Pada tahun 2009, sebuah makalah ilmiah diterbitkan menggambarkan sistem visi mesin untuk secara otomatis mengenali kejahatan di tempat umum menggunakan analisis gerak. Dia menentukan dengan akurat sekitar 85% tindakan seperti mengambil dompet dari orang yang lewat, menculik anak, dll.

Sistem seperti ini sangat berhasil dalam mendeteksi berbagai tindak kriminal. Meskipun akurasi yang mengesankan (dalam beberapa kasus akurasi lebih dari 90%) mereka memiliki ruang lingkup yang sangat terbatas.

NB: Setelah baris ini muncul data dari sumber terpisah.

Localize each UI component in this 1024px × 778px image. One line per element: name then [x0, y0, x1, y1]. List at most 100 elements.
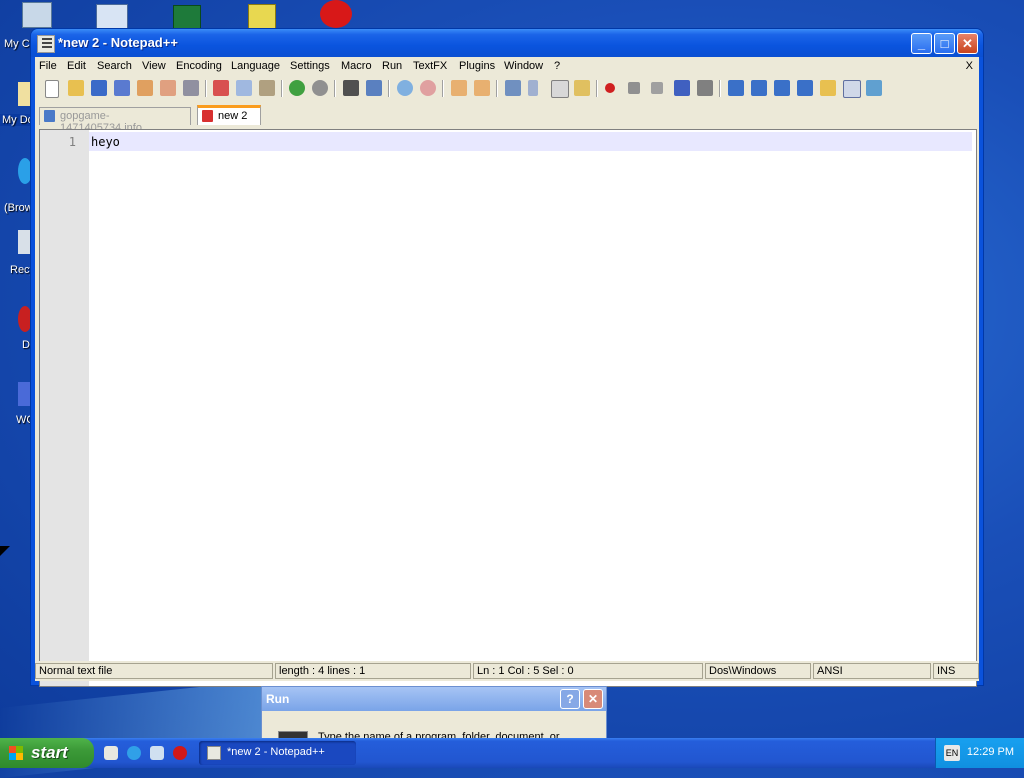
d-desktop-icon[interactable]: [18, 306, 32, 332]
indent-guide-icon[interactable]: [551, 80, 569, 98]
my-documents-desktop-icon[interactable]: [18, 82, 32, 106]
editor-text[interactable]: heyo: [91, 135, 120, 149]
menu-edit[interactable]: Edit: [67, 60, 86, 72]
toolbar: [35, 76, 979, 101]
menu-run[interactable]: Run: [382, 60, 402, 72]
saved-file-icon: [44, 110, 55, 122]
find-icon[interactable]: [343, 80, 359, 96]
up-arrow-icon[interactable]: [751, 80, 767, 96]
paste-icon[interactable]: [259, 80, 275, 96]
menu-bar: File Edit Search View Encoding Language …: [35, 57, 979, 76]
minimize-button[interactable]: _: [911, 33, 932, 54]
quicklaunch-network-icon[interactable]: [150, 746, 164, 760]
notepad-app-icon: [37, 35, 55, 53]
close-all-icon[interactable]: [160, 80, 176, 96]
browser-desktop-icon[interactable]: [18, 158, 32, 184]
clock[interactable]: 12:29 PM: [967, 746, 1014, 758]
quicklaunch-ie-icon[interactable]: [127, 746, 141, 760]
scheduler-desktop-icon[interactable]: [248, 4, 276, 30]
menu-encoding[interactable]: Encoding: [176, 60, 222, 72]
toolbar-separator: [496, 80, 497, 97]
maximize-button[interactable]: □: [934, 33, 955, 54]
toolbar-separator: [719, 80, 720, 97]
tab-new-2[interactable]: new 2: [197, 105, 261, 125]
new-file-icon[interactable]: [45, 80, 59, 98]
tab-bar: gopgame-1471405734.info new 2: [35, 104, 979, 134]
replace-icon[interactable]: [366, 80, 382, 96]
redo-icon[interactable]: [312, 80, 328, 96]
status-bar: Normal text file length : 4 lines : 1 Ln…: [35, 661, 979, 681]
run-close-button[interactable]: ✕: [583, 689, 603, 709]
stop-record-icon[interactable]: [628, 82, 640, 94]
spell-check-icon[interactable]: [866, 80, 882, 96]
taskbar-task-label: *new 2 - Notepad++: [227, 746, 325, 758]
tab-label: new 2: [218, 110, 248, 122]
run-macro-multiple-icon[interactable]: [674, 80, 690, 96]
menu-window[interactable]: Window: [504, 60, 543, 72]
opera-desktop-icon[interactable]: [320, 0, 352, 28]
language-icon[interactable]: EN: [944, 745, 960, 761]
last-icon[interactable]: [797, 80, 813, 96]
menu-file[interactable]: File: [39, 60, 57, 72]
show-all-chars-icon[interactable]: [528, 80, 538, 96]
menu-macro[interactable]: Macro: [341, 60, 372, 72]
toolbar-separator: [442, 80, 443, 97]
recycle-bin-desktop-icon[interactable]: [18, 230, 32, 254]
line-number-gutter: 1: [40, 130, 89, 686]
user-lang-icon[interactable]: [574, 80, 590, 96]
save-all-icon[interactable]: [114, 80, 130, 96]
editor-area[interactable]: 1 heyo: [39, 129, 977, 687]
copy-icon[interactable]: [236, 80, 252, 96]
menu-textfx[interactable]: TextFX: [413, 60, 447, 72]
toolbar-separator: [388, 80, 389, 97]
run-dialog-title: Run: [266, 692, 290, 706]
open-file-icon[interactable]: [68, 80, 84, 96]
menu-plugins[interactable]: Plugins: [459, 60, 495, 72]
zoom-out-icon[interactable]: [420, 80, 436, 96]
start-button[interactable]: start: [0, 738, 94, 768]
status-length: length : 4 lines : 1: [275, 663, 471, 679]
network-desktop-icon[interactable]: [96, 4, 128, 30]
cut-icon[interactable]: [213, 80, 229, 96]
menu-language[interactable]: Language: [231, 60, 280, 72]
tab-gopgame-info[interactable]: gopgame-1471405734.info: [39, 107, 191, 134]
unsaved-file-icon: [202, 110, 213, 122]
save-icon[interactable]: [91, 80, 107, 96]
run-help-button[interactable]: ?: [560, 689, 580, 709]
excel-desktop-icon[interactable]: [173, 5, 201, 31]
folder-icon[interactable]: [820, 80, 836, 96]
quicklaunch-notepad-icon[interactable]: [104, 746, 118, 760]
console-icon[interactable]: [843, 80, 861, 98]
undo-icon[interactable]: [289, 80, 305, 96]
word-wrap-icon[interactable]: [505, 80, 521, 96]
my-computer-desktop-icon[interactable]: [22, 2, 52, 28]
first-icon[interactable]: [728, 80, 744, 96]
toolbar-separator: [281, 80, 282, 97]
wc-desktop-icon[interactable]: [18, 382, 32, 406]
save-macro-icon[interactable]: [697, 80, 713, 96]
run-title-bar[interactable]: Run ? ✕: [262, 687, 606, 711]
close-button[interactable]: ✕: [957, 33, 978, 54]
sync-vertical-icon[interactable]: [451, 80, 467, 96]
system-tray: EN 12:29 PM: [935, 738, 1024, 768]
status-eol: Dos\Windows: [705, 663, 811, 679]
taskbar-notepadpp-button[interactable]: *new 2 - Notepad++: [199, 741, 356, 765]
current-line-highlight: [89, 132, 972, 151]
menu-help[interactable]: ?: [554, 60, 560, 72]
play-macro-icon[interactable]: [651, 82, 663, 94]
menu-view[interactable]: View: [142, 60, 166, 72]
title-bar[interactable]: *new 2 - Notepad++ _ □ ✕: [31, 29, 983, 57]
close-document-button[interactable]: X: [966, 60, 973, 72]
sync-horizontal-icon[interactable]: [474, 80, 490, 96]
menu-search[interactable]: Search: [97, 60, 132, 72]
menu-settings[interactable]: Settings: [290, 60, 330, 72]
status-encoding: ANSI: [813, 663, 931, 679]
down-arrow-icon[interactable]: [774, 80, 790, 96]
print-icon[interactable]: [183, 80, 199, 96]
desktop-icon-label: My C: [4, 38, 30, 50]
close-file-icon[interactable]: [137, 80, 153, 96]
toolbar-separator: [334, 80, 335, 97]
zoom-in-icon[interactable]: [397, 80, 413, 96]
quicklaunch-opera-icon[interactable]: [173, 746, 187, 760]
record-macro-icon[interactable]: [605, 83, 615, 93]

Pada tahun 2014, para peneliti mengusulkan sistem UAV pertama untuk secara otomatis mengenali kekerasan di tempat-tempat umum, yang pertama dari jenisnya menggunakan model bagian yang cacat untuk mengevaluasi postur seseorang dengan identifikasi lebih lanjut dari orang-orang yang mencurigakan dengan pose mereka. Ini adalah tugas penglihatan mesin yang sangat sulit karena foto dan video drone dapat mengalami perubahan pencahayaan, bayangan, detail rendah, dan blur. Selain itu, orang-orang muncul di tempat bingkai yang berbeda dan di posisi yang berbeda. Sistem ini menentukan kekerasan dengan akurasi sekitar 76%, yang jauh lebih rendah daripada sistem yang sangat terspesialisasi yang dijelaskan di atas.

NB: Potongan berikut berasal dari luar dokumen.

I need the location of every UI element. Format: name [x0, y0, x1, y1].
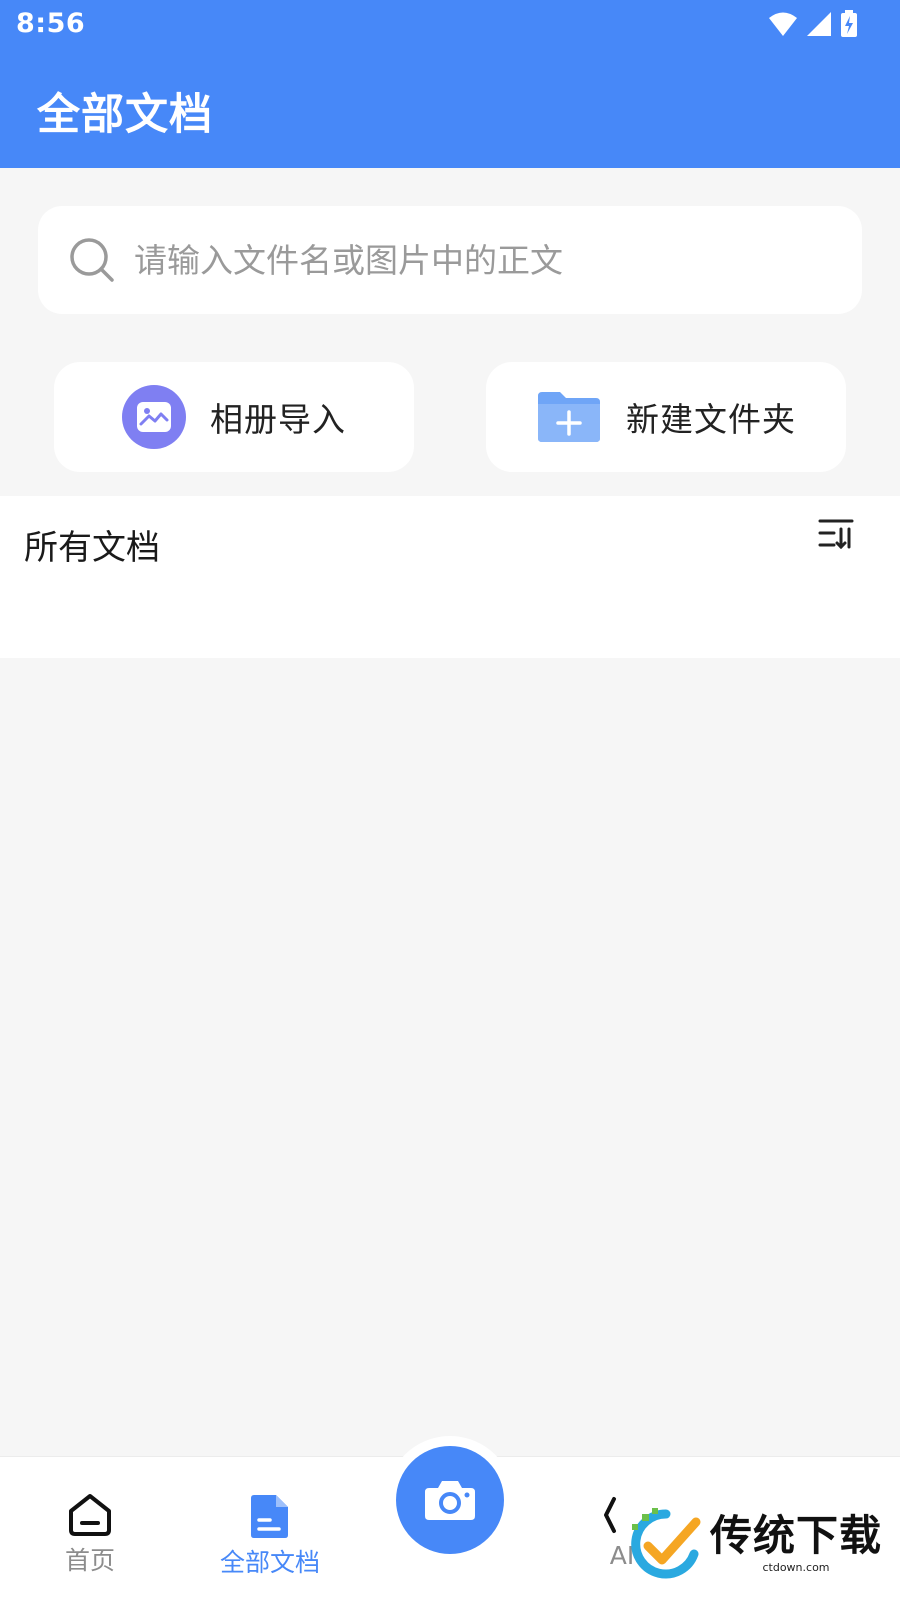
- status-icons: [768, 10, 858, 38]
- camera-button-wrapper: [386, 1436, 514, 1564]
- app-header: 全部文档: [0, 50, 900, 168]
- camera-icon: [425, 1481, 475, 1520]
- nav-label-documents: 全部文档: [219, 1548, 320, 1577]
- section-title: 所有文档: [24, 528, 160, 568]
- home-icon: [69, 1494, 111, 1536]
- photo-album-icon: [122, 385, 186, 449]
- nav-item-home[interactable]: 首页: [10, 1493, 170, 1577]
- camera-button[interactable]: [396, 1446, 504, 1554]
- documents-section: 所有文档: [0, 496, 900, 658]
- search-input[interactable]: [134, 240, 834, 280]
- watermark-text: 传统下载: [710, 1510, 883, 1560]
- document-icon: [251, 1495, 288, 1538]
- nav-label-home: 首页: [64, 1546, 115, 1575]
- cellular-signal-icon: [807, 12, 831, 36]
- watermark-logo: 传统下载 ctdown.com: [628, 1502, 890, 1586]
- watermark-subtext: ctdown.com: [762, 1560, 830, 1574]
- status-bar: 8:56: [0, 0, 900, 50]
- watermark-emblem-icon: [631, 1508, 701, 1579]
- new-folder-button[interactable]: 新建文件夹: [486, 362, 846, 472]
- page-title: 全部文档: [37, 90, 213, 140]
- sort-icon[interactable]: [818, 518, 854, 550]
- wifi-icon: [769, 12, 797, 36]
- search-box[interactable]: [38, 206, 862, 314]
- battery-charging-icon: [841, 10, 857, 37]
- new-folder-label: 新建文件夹: [626, 400, 796, 439]
- album-import-label: 相册导入: [210, 400, 346, 439]
- album-import-button[interactable]: 相册导入: [54, 362, 414, 472]
- search-icon: [70, 238, 114, 282]
- nav-item-documents[interactable]: 全部文档: [190, 1493, 350, 1579]
- folder-plus-icon: [538, 392, 600, 442]
- status-time: 8:56: [16, 8, 86, 39]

Perkembangan baru para ilmuwan dari Universitas Cambridge (Inggris Raya), Institut Teknologi Nasional (India) dan Institut Sains India di Bangalore menghadirkan sistem yang ditingkatkan untuk pengenalan otonom real-time kekerasan menggunakan jaringan fitur piramida (FPN), jaringan pembelajaran dalam hibrida ScatterNet (ScatterNet) Hybrid Deep Learning (SHDL) dan menghitung orientasi antara anggota badan dari pose yang dihitung menggunakan mesin vektor dukungan (SVM). Operasi pipa pengakuan ditunjukkan secara rinci dalam ilustrasi.

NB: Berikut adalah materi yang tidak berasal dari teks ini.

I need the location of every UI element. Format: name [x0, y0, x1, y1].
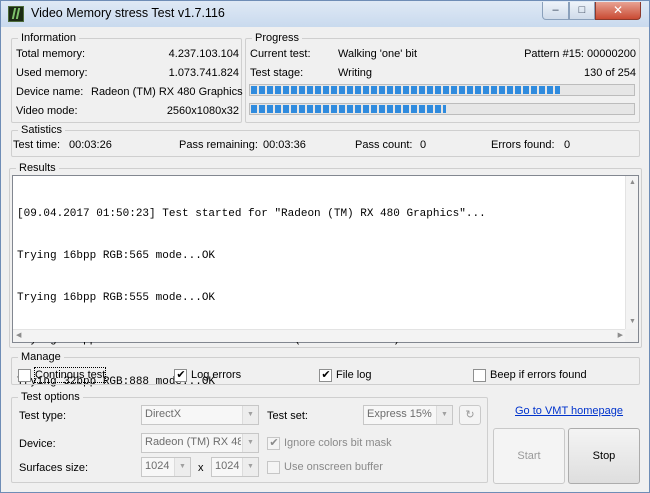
test-stage-value: Writing	[338, 67, 373, 79]
window-title: Video Memory stress Test v1.7.116	[31, 6, 225, 20]
title-bar[interactable]: Video Memory stress Test v1.7.116 – □ ✕	[1, 1, 649, 27]
surfaces-size-label: Surfaces size:	[19, 462, 89, 474]
start-button[interactable]: Start	[493, 428, 565, 484]
scroll-right-icon[interactable]: ▶	[618, 332, 623, 340]
device-label: Device:	[19, 438, 56, 450]
stage-progress-fill	[251, 105, 446, 113]
statistics-group-title: Satistics	[18, 123, 65, 137]
test-set-label: Test set:	[267, 410, 308, 422]
test-type-value: DirectX	[145, 408, 182, 420]
stage-count-value: 130 of 254	[584, 67, 636, 79]
pattern-value: Pattern #15: 00000200	[524, 48, 636, 60]
log-line: Trying 16bpp RGB:565 mode...OK	[17, 250, 216, 262]
minimize-button[interactable]: –	[542, 2, 569, 20]
homepage-link[interactable]: Go to VMT homepage	[515, 405, 623, 417]
device-name-label: Device name:	[16, 86, 84, 98]
surface-width-select[interactable]: 1024 ▼	[141, 457, 191, 477]
chevron-down-icon: ▼	[242, 406, 258, 424]
chevron-down-icon: ▼	[174, 458, 190, 476]
device-value: Radeon (TM) RX 480	[145, 436, 241, 448]
vertical-scrollbar[interactable]: ▲ ▼	[625, 176, 638, 329]
ignore-bitmask-label[interactable]: Ignore colors bit mask	[284, 436, 392, 450]
log-errors-label[interactable]: Log errors	[191, 368, 241, 382]
used-memory-label: Used memory:	[16, 67, 88, 79]
onscreen-buffer-label[interactable]: Use onscreen buffer	[284, 460, 383, 474]
check-icon: ✔	[176, 369, 186, 381]
device-name-value: Radeon (TM) RX 480 Graphics	[91, 86, 243, 98]
log-line: [09.04.2017 01:50:23] Test started for "…	[17, 208, 486, 220]
chevron-down-icon: ▼	[242, 434, 258, 452]
beep-errors-label[interactable]: Beep if errors found	[490, 368, 587, 382]
beep-errors-checkbox[interactable]	[473, 369, 486, 382]
refresh-button[interactable]: ↻	[459, 405, 481, 425]
manage-group-title: Manage	[18, 350, 64, 364]
log-line: Trying 16bpp RGB:555 mode...OK	[17, 292, 216, 304]
test-stage-label: Test stage:	[250, 67, 304, 79]
pass-count-label: Pass count:	[355, 139, 413, 151]
test-type-select[interactable]: DirectX ▼	[141, 405, 259, 425]
maximize-button[interactable]: □	[569, 2, 595, 20]
scroll-up-icon[interactable]: ▲	[629, 179, 636, 187]
chevron-down-icon: ▼	[436, 406, 452, 424]
scroll-left-icon[interactable]: ◀	[16, 332, 21, 340]
test-progress-fill	[251, 86, 560, 94]
test-time-label: Test time:	[13, 139, 61, 151]
log-errors-checkbox[interactable]: ✔	[174, 369, 187, 382]
progress-group-title: Progress	[252, 31, 303, 45]
test-set-value: Express 15%	[367, 408, 432, 420]
close-button[interactable]: ✕	[595, 2, 641, 20]
horizontal-scrollbar[interactable]: ◀ ▶	[13, 329, 626, 342]
test-time-value: 00:03:26	[69, 139, 112, 151]
video-mode-label: Video mode:	[16, 105, 78, 117]
video-mode-value: 2560x1080x32	[166, 105, 239, 117]
ignore-bitmask-checkbox[interactable]: ✔	[267, 437, 280, 450]
surface-height-select[interactable]: 1024 ▼	[211, 457, 259, 477]
test-progress-bar	[249, 84, 635, 96]
current-test-label: Current test:	[250, 48, 311, 60]
onscreen-buffer-checkbox[interactable]	[267, 461, 280, 474]
surface-size-separator: x	[198, 462, 204, 474]
errors-found-value: 0	[564, 139, 571, 151]
check-icon: ✔	[321, 369, 331, 381]
pass-count-value: 0	[420, 139, 427, 151]
test-options-group-title: Test options	[18, 390, 83, 404]
total-memory-label: Total memory:	[16, 48, 86, 60]
scroll-down-icon[interactable]: ▼	[629, 318, 636, 326]
information-group-title: Information	[18, 31, 80, 45]
total-memory-value: 4.237.103.104	[168, 48, 239, 60]
test-type-label: Test type:	[19, 410, 67, 422]
pass-remaining-label: Pass remaining:	[179, 139, 258, 151]
used-memory-value: 1.073.741.824	[168, 67, 239, 79]
stop-button[interactable]: Stop	[568, 428, 640, 484]
refresh-icon: ↻	[465, 409, 475, 421]
maximize-icon: □	[578, 4, 586, 16]
scroll-corner	[625, 329, 638, 342]
app-icon[interactable]	[8, 6, 24, 22]
errors-found-label: Errors found:	[491, 139, 555, 151]
app-window: Video Memory stress Test v1.7.116 – □ ✕ …	[0, 0, 650, 493]
file-log-label[interactable]: File log	[336, 368, 371, 382]
results-group-title: Results	[16, 161, 59, 175]
check-icon: ✔	[269, 437, 279, 449]
test-set-select[interactable]: Express 15% ▼	[363, 405, 453, 425]
current-test-value: Walking 'one' bit	[338, 48, 417, 60]
surface-height-value: 1024	[215, 460, 240, 472]
stop-button-label: Stop	[592, 450, 616, 462]
continous-test-label[interactable]: Continous test	[33, 367, 107, 383]
stage-progress-bar	[249, 103, 635, 115]
file-log-checkbox[interactable]: ✔	[319, 369, 332, 382]
close-icon: ✕	[612, 3, 624, 17]
device-select[interactable]: Radeon (TM) RX 480 ▼	[141, 433, 259, 453]
continous-test-checkbox[interactable]	[18, 369, 31, 382]
chevron-down-icon: ▼	[242, 458, 258, 476]
pass-remaining-value: 00:03:36	[263, 139, 306, 151]
results-log[interactable]: [09.04.2017 01:50:23] Test started for "…	[12, 175, 639, 388]
surface-width-value: 1024	[145, 460, 170, 472]
minimize-icon: –	[552, 4, 559, 16]
start-button-label: Start	[517, 450, 541, 462]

Konveyor yang memprediksi postur seseorang yang dapat digunakan untuk memprediksi kekerasan di keramaian dan tempat-tempat umum. Kerangka kerja ini pertama-tama mengenali orang-orang dalam bingkai yang diambil oleh kamera drone. Potongan-potongan foto dengan gambar orang-orang datang sebagai masukan ke jaringan SHDL, di mana ScatterNet beroperasi di ujung depan untuk mengekstrak tanda-tanda yang dijelaskan secara manual dari gambar-gambar masukan. Karakteristik yang diekstraksi dari tiga lapisan digabungkan dan diumpankan ke input empat lapisan konvolusional dari jaringan regresi yang berjalan di backend.

Akurasi rata-rata mengenali kekerasan dalam sistem baru adalah 88,8%, termasuk 89% untuk tendangan, 94% untuk tendangan, 82% untuk penembakan, 85% untuk pencekikan, dan 92% untuk penikaman. Ini secara signifikan lebih tinggi dari sistem sebelumnya pada tahun 2014.


Artikel ilmiah ini diterbitkan pada 3 Juni 2018 di situs preprint arXiv.org dan akan dipresentasikan di Lokakarya Visi dan Pola Pengenalan Pola (CVPR) Komputer IEEE 2018 Konferensi IEEE 2018 tentang Visi Komputer dan Pengenalan Pola.